Introduction
We will be making a model that will be generating new baby names. Technologies used while making this model is deep learning and natural language processing. To be specific, we will be using recurrent neural networks, which are part of deep learning.
Recommended topic: Machine Learning
Model Building
I will be implementing the following model in google colab. As google colab provides GPU, it will make the model training process fast.
Importing libraries
import pandas as pd
import numpy as np
import matplotlib.pyplot as plt
import plotly.graph_objects as go
import plotly.figure_factory as ff
from wordcloud import WordCloud
import random
import string
import tensorflow as tf
Reading Dataset
You can download the dataset from here.
with open('/content/drive/MyDrive/Names.txt','r') as f:
names = f.read().split("\n")[:-1]
Analyzing the Dataset
Printing size of the dataset and maximum length of the name from the dataset.
print("Number of Names: ",len(names))
print("\nMax Length of a Name: ",max(map(len,names))-1)
Number of Names: 3668
Max Length of a Name: 13
Printing 10 random names from the dataset.
names_size = len(names)
for i in range(10):
a = random.randint(0, len(names))
print(names[a])Rolfe
Jagger
Farrell
Warner
Woodford
Kirkpatrick
Jordon
Boulton
Caton
Till
Furthermore, we will plot name vs length distribution.
fig = ff.create_distplot([list(map(len,names))], group_labels=["Length"])
fig.update_layout(title="Name-Length Distribution")
fig.show()
Data Preprocessing
Removing all the names having length more than 10.
MAX_LENGTH = 10
names = [name for name in names if len(name)<=MAX_LENGTH]
print("Number of Names: ",len(names))
assert max(map(len,names))<=MAX_LENGTH, f"Names length more than {MAX_LENGTH}"Number of Names: 3628
Now, we will tokenize the names.
start_token = " "
# we will use this pad_token to make size of each name equal
pad_token = "#"
#Add start token in front of all Names
names = [start_token+name for name in names]
MAX_LENGTH += 1
# set of tokens
tokens = sorted(set("".join(names + [pad_token])))
tokens = list(tokens)
n_tokens = len(tokens)
print("Tokens: ",tokens)
print ('n_tokens:', n_tokens)Tokens: [' ', '#', 'A', 'B', 'C', 'D', 'E', 'F', 'G', 'H', 'I', 'J', 'K', 'L', 'M', 'N', 'O', 'P', 'Q', 'R', 'S', 'T', 'U', 'V', 'W', 'Y', 'Z', 'a', 'b', 'c', 'd', 'e', 'f', 'g', 'h', 'i', 'j', 'k', 'l', 'm', 'n', 'o', 'p', 'q', 'r', 's', 't', 'u', 'v', 'w', 'x', 'y', 'z']
n_tokens: 53
As we know neural networks can understand only numbers so we will map each letter with a number.

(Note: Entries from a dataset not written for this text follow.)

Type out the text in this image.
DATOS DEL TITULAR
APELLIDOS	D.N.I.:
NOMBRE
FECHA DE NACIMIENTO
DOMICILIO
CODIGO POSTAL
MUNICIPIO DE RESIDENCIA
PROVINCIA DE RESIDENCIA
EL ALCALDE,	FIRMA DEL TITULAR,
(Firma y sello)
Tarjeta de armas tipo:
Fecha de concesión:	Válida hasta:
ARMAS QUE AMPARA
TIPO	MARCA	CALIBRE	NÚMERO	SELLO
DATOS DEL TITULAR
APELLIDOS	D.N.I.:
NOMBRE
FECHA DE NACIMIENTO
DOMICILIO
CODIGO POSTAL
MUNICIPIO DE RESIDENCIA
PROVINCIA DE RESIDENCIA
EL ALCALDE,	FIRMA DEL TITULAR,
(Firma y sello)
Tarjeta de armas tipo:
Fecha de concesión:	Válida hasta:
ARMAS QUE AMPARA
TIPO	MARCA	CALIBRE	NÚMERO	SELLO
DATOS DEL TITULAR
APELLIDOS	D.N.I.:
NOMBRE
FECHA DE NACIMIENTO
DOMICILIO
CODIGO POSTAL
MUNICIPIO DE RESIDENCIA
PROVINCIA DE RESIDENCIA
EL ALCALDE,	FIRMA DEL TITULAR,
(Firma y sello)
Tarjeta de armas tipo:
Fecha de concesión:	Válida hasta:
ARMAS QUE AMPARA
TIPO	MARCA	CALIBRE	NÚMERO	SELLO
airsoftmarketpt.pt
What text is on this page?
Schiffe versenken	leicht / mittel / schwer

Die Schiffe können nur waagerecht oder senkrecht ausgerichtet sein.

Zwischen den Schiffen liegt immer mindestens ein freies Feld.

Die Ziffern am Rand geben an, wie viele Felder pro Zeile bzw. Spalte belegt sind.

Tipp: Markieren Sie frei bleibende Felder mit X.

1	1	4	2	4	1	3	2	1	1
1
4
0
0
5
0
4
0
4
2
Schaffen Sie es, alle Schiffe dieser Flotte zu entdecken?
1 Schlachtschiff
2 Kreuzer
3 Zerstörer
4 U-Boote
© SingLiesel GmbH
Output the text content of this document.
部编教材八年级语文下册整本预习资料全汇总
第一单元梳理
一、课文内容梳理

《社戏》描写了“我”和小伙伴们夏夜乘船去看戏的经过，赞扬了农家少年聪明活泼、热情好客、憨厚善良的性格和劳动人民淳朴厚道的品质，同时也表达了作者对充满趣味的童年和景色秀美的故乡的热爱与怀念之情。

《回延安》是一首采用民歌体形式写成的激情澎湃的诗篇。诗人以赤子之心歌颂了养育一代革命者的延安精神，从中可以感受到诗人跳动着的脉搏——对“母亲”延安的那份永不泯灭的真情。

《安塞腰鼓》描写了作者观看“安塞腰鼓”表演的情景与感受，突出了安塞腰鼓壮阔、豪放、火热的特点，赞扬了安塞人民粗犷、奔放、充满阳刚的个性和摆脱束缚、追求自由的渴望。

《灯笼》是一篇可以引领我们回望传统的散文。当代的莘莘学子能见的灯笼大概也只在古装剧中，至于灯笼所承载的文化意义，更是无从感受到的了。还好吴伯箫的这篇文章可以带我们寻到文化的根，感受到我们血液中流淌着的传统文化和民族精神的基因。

ttd = dict(zip(tokens,range(len(tokens))))
def to_matrix(names, mx_ln=None, pad=ttd[pad_token], dtype=np.int32):
mx_ln = mx_ln or max(map(len, names))
names_ix = np.zeros([len(names), mx_ln], dtype) + pad
for i in range(len(names)):
name_ix = list(map(ttd.get, names[i]))
names_ix[i, :len(name_ix)] = name_ix
return names_ix
Let us see print some integer vectored names.
print('\n'.join(names[::200]))
print(to_matrix(names[::200]))Abbas
Bailey
Cain
Daley
Ealy
Farnsworth
Garrett
Harden
Irwin
Kewley
Lewis
Mcgrory
Norgrove
Pemberton
Renwick
Simon
Tilston
Wadham
Yarnall
[[ 0 2 28 28 27 45 1 1 1 1 1]
[ 0 3 27 35 38 31 51 1 1 1 1]
[ 0 4 27 35 40 1 1 1 1 1 1]
[ 0 5 27 38 31 51 1 1 1 1 1]
[ 0 6 27 38 51 1 1 1 1 1 1]
[ 0 7 27 44 40 45 49 41 44 46 34]
[ 0 8 27 44 44 31 46 46 1 1 1]
[ 0 9 27 44 30 31 40 1 1 1 1]
[ 0 10 44 49 35 40 1 1 1 1 1]
[ 0 12 31 49 38 31 51 1 1 1 1]
[ 0 13 31 49 35 45 1 1 1 1 1]
[ 0 14 29 33 44 41 44 51 1 1 1]
[ 0 15 41 44 33 44 41 48 31 1 1]
[ 0 17 31 39 28 31 44 46 41 40 1]
[ 0 19 31 40 49 35 29 37 1 1 1]
[ 0 20 35 39 41 40 1 1 1 1 1]
[ 0 21 35 38 45 46 41 40 1 1 1]
[ 0 24 27 30 34 27 39 1 1 1 1]
[ 0 25 27 44 40 27 38 38 1 1 1]]As we can see that every name is converted in the form of vector of integers.
Transforming all the names in the integer vectored format.
X = to_matrix(names)
X_train = np.zeros((X.shape[0],X.shape[1],n_tokens),np.int32)
y_train = np.zeros((X.shape[0],X.shape[1],n_tokens),np.int32)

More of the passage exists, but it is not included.